Von jeher hat sich Mand, getreu dem Grundsatze seiner Firma, mehr der künstlerischen Seite seines Berufes, anstatt der vielfach üblichen Massenfabrikation zugewendet. Deshalb bieten auch die Fabrikate der Firma, bei den einfachsten Pianinos wie den allerteuersten Flügeln, jegliche Garantie für künstlerische und technisch vollendete Ausführung. Dabei war Mand fortwährend sowohl auf künstlerische Form und Ausschmückung der Gehäuse wie auf Neuerungen und Verbesserungen in der Konstruktion der Instrumente und Veredelung des Tones bedacht, wovon die wiederholt in unserem Fachblatte besprochen Mand'schen Erfinderung und Patente Zeugnis geben. Es sei nur an Mand's „T-Rippen" – System für Resonanzböden, an die „Klangstäbe" (Tonsammler) für Resonanzböden, an den „Glockenflügel", den „Diagonal-Flügel" und schließlich an den „Mand – Olbrich – Flüel" erinnert.
Für gemeinnützige Bestrebungen in der Kreisen der Fachgenossen stellte der Verstorbene gerne seine Kräfte zur Verfügung. So war er Mitbegründer des „Vereins Deutscher Pianofortefabrikanten" und bekleidete das Ehrenamt eines Vorstandsmitgliedes in demselben vom ersten Tage der Gründung an. Auch in der Sektion II der „Berufsgenossenschaft der Musikinstrumenten – Industrie" hatte er das Amt eines stellvertretenden Vorstandsmitgliedes inne. Deshalb war auch die Teilnahme über seinen unerwartet schnellen Tod nicht nur in den Kreisen seiner Mitbürger und Geschäftsfreunde, sondern auch in den Fachkreisen eine aufrichtige und allgemeine. Die unzähligen Beileidsschreiben und Telegramme von fern und nah, sowie die vielen herrlichen Blumenspenden, die an seiner Bahre niedergelegt wurden, legten Zeugnis ab von der Achtung und Liebe, deren sich der Entschlafene im Leben erfreut hatte. Und als er am Nachmittag des 29. December zur letzten Ruhe bestattet wurde, da gab ihm ein zahlreiches Trauergefolge aus allen Ständen das letzte Ehrengeleite, und die Beerdigung gestaltete sich zu einer imposanten Trauerkundgebung.

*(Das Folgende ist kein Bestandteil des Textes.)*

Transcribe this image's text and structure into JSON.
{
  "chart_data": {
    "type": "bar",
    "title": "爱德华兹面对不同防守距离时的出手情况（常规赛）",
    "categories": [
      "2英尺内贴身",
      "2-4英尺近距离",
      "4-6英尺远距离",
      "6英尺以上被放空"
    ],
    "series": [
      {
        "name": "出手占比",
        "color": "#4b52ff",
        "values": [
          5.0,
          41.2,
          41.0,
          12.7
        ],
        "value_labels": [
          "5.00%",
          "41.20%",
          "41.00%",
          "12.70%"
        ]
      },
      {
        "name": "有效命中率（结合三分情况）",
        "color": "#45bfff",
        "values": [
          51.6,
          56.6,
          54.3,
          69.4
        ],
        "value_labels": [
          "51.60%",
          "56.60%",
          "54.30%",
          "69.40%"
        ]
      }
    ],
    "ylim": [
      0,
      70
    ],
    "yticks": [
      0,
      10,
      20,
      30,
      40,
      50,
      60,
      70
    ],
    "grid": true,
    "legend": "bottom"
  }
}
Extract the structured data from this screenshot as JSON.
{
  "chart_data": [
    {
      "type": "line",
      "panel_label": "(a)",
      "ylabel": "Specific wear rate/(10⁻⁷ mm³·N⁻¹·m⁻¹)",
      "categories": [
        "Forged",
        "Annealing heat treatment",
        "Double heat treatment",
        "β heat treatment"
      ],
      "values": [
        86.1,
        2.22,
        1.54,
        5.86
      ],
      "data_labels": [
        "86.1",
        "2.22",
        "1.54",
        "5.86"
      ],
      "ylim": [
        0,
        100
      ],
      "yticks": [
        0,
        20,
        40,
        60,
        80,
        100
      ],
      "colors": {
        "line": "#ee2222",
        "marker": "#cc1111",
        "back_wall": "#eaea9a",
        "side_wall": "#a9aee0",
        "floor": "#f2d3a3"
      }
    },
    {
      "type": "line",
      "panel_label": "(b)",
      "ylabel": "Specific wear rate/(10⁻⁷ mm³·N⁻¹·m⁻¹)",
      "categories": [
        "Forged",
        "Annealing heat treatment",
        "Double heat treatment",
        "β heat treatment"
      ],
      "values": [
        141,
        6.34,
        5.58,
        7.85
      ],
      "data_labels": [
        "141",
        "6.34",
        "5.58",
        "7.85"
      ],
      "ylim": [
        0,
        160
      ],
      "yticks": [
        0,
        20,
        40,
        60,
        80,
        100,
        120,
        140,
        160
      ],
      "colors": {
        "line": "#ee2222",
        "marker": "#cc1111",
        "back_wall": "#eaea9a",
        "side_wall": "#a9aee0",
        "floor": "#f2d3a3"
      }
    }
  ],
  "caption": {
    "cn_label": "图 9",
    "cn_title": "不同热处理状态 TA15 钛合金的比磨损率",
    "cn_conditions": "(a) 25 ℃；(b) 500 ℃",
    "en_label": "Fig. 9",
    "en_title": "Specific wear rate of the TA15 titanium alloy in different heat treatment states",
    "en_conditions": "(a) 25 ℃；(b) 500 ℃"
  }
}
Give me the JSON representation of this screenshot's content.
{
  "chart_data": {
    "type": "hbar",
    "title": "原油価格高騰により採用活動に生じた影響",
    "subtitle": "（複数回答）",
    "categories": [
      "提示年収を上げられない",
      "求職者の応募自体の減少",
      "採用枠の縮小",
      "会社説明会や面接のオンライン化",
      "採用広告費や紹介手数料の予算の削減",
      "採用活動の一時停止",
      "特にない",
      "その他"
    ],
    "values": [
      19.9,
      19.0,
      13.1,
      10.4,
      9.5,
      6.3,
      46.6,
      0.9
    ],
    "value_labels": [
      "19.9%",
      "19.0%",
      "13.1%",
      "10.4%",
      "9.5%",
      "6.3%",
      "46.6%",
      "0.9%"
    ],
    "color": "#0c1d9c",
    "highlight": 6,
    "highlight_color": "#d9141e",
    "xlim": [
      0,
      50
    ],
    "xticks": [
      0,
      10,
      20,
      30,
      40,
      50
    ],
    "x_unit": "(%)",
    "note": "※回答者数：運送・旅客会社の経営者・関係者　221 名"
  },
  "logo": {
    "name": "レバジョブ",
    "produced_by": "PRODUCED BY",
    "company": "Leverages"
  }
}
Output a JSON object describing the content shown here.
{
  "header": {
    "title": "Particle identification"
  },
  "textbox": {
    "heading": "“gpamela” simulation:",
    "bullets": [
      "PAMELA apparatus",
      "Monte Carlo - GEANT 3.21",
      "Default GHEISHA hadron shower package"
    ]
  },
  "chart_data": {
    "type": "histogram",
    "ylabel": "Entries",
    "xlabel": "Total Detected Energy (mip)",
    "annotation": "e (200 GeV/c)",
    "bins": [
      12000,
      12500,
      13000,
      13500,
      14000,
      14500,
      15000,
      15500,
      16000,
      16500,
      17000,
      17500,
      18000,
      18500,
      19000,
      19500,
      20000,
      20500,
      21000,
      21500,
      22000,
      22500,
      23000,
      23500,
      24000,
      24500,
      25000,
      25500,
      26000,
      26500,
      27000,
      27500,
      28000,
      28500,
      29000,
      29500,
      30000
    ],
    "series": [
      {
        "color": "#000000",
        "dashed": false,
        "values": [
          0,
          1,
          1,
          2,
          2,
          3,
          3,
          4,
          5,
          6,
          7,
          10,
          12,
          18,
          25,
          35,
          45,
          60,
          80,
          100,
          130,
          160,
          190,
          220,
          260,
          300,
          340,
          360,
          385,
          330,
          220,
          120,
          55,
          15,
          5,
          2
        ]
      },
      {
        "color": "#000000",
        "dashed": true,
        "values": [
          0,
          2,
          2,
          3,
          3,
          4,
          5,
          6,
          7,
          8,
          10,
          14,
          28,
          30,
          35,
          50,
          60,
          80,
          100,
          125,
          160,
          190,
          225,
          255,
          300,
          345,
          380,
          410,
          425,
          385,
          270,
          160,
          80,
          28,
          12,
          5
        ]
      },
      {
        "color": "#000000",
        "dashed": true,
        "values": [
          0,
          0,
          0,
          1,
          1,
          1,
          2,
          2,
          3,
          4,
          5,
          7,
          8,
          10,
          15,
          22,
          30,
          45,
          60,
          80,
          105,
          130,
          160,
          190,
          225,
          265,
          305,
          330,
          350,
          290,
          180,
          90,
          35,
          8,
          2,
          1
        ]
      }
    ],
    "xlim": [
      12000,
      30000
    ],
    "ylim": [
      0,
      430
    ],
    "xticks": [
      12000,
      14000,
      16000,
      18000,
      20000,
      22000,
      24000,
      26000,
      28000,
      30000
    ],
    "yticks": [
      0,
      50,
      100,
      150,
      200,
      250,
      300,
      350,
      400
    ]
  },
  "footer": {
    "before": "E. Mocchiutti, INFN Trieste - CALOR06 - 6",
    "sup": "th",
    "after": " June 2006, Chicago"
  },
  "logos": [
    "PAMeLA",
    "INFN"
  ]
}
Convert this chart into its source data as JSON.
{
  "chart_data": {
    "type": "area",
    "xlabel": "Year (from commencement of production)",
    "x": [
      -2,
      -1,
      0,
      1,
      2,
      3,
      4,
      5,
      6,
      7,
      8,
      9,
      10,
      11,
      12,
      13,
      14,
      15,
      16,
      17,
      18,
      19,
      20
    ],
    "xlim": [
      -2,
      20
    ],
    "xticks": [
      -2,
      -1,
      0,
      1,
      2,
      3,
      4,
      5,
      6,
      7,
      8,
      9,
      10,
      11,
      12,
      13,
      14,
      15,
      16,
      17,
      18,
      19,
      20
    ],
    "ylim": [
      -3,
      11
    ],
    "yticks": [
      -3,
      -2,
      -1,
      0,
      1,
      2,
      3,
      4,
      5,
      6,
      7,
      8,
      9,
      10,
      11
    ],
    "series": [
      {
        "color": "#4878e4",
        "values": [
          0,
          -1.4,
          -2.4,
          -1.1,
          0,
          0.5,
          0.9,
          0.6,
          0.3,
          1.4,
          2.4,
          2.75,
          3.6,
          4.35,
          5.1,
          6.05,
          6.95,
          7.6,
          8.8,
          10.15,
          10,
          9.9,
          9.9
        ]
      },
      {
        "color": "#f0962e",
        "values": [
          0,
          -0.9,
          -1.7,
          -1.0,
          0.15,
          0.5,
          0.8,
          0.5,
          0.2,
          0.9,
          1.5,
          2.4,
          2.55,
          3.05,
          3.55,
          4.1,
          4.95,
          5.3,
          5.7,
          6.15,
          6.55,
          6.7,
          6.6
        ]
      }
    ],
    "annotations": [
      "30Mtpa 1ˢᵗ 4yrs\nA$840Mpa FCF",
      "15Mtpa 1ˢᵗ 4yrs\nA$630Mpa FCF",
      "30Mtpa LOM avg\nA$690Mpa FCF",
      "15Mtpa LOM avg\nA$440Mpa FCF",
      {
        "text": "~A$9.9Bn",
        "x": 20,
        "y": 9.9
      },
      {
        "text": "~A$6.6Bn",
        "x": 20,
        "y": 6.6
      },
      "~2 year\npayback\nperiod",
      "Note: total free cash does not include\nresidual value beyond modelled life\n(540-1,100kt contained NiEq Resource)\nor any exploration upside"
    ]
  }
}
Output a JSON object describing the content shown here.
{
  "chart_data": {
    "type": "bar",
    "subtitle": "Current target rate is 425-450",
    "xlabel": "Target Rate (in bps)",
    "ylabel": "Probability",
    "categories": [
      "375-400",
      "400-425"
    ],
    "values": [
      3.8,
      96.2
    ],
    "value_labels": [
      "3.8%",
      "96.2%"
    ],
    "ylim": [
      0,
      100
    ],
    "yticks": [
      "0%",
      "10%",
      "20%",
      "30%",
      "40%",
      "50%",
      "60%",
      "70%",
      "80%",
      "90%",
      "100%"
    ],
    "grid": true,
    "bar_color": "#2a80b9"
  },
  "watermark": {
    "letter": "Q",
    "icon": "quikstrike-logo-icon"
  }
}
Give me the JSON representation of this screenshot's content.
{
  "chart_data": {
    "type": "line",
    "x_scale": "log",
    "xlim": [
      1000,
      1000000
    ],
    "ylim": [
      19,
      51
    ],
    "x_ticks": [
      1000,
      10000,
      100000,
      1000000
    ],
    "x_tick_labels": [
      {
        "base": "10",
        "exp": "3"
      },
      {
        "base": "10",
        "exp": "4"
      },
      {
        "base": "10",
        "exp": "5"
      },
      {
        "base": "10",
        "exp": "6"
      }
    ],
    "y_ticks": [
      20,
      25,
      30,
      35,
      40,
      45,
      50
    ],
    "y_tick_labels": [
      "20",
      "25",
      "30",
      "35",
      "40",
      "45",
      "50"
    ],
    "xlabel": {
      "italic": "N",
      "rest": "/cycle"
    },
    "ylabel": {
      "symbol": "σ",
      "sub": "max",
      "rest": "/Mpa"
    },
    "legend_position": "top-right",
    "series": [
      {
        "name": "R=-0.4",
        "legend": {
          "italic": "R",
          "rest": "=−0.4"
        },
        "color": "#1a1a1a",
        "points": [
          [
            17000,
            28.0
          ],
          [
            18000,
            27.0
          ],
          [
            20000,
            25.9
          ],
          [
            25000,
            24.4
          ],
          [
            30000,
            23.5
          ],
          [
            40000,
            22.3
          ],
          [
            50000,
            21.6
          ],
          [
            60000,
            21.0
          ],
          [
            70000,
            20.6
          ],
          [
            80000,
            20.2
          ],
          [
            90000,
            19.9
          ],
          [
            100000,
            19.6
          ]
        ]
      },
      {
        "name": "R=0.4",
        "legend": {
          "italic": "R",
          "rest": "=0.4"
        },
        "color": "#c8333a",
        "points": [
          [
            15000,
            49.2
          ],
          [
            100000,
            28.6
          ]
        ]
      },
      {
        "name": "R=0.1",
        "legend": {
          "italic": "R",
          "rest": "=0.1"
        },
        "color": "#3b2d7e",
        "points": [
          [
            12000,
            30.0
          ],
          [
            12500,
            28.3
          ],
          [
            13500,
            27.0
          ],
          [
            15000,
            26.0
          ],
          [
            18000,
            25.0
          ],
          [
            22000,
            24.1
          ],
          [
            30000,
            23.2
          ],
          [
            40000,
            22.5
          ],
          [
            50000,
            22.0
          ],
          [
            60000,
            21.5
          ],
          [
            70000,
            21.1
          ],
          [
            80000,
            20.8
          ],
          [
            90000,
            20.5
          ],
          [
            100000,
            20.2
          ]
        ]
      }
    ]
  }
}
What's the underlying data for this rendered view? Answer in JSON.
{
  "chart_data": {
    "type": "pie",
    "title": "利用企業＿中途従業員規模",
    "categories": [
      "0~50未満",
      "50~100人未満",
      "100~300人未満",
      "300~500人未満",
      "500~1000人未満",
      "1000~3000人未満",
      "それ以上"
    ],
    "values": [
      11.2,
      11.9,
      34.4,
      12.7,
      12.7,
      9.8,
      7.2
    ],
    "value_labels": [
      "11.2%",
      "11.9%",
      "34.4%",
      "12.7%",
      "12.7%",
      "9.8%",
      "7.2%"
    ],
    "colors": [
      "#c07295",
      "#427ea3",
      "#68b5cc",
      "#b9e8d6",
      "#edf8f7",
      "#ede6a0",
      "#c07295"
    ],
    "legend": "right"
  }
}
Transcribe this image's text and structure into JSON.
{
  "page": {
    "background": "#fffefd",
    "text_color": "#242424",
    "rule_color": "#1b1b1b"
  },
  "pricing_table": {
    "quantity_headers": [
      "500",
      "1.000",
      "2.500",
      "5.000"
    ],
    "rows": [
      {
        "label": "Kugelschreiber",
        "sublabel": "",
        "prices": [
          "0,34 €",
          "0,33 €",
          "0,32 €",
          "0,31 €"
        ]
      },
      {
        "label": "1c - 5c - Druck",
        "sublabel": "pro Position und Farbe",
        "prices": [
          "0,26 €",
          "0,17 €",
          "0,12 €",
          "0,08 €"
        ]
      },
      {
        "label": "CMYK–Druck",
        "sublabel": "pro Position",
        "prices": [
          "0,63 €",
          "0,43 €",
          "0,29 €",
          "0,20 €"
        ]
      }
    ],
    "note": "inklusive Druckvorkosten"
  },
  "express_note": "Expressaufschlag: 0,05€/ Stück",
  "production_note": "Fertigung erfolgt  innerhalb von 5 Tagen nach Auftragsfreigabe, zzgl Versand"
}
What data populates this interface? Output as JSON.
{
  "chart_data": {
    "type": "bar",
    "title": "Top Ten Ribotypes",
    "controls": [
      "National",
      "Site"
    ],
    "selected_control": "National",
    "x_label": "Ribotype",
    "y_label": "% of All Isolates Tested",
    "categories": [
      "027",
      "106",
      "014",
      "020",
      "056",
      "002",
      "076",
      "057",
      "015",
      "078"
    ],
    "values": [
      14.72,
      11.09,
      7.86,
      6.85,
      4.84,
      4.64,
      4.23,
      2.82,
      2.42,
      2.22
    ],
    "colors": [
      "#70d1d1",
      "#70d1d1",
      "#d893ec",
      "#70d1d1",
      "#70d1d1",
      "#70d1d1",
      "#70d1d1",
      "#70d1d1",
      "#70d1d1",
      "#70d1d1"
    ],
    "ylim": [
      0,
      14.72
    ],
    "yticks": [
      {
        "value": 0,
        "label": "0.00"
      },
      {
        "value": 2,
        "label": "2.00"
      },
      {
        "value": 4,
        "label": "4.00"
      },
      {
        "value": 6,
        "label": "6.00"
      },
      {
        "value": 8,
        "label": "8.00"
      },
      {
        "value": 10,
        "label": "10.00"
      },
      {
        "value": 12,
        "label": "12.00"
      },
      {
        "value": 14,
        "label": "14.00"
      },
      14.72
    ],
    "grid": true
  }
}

Leibliche Nachkommen sind dem Heimgegangen leider versagt geblieben. Eine tiefgebeugte Witwe beklagt den Tod des treuen und fürsorgenden Gatten. Sie wird das Geschäft in unveränderter Weise unter Beibehaltung der langjährig tätigen, treuen kaufmännischen und technischen Mitarbeiter im Sinne des Verstorbenen weiteführen.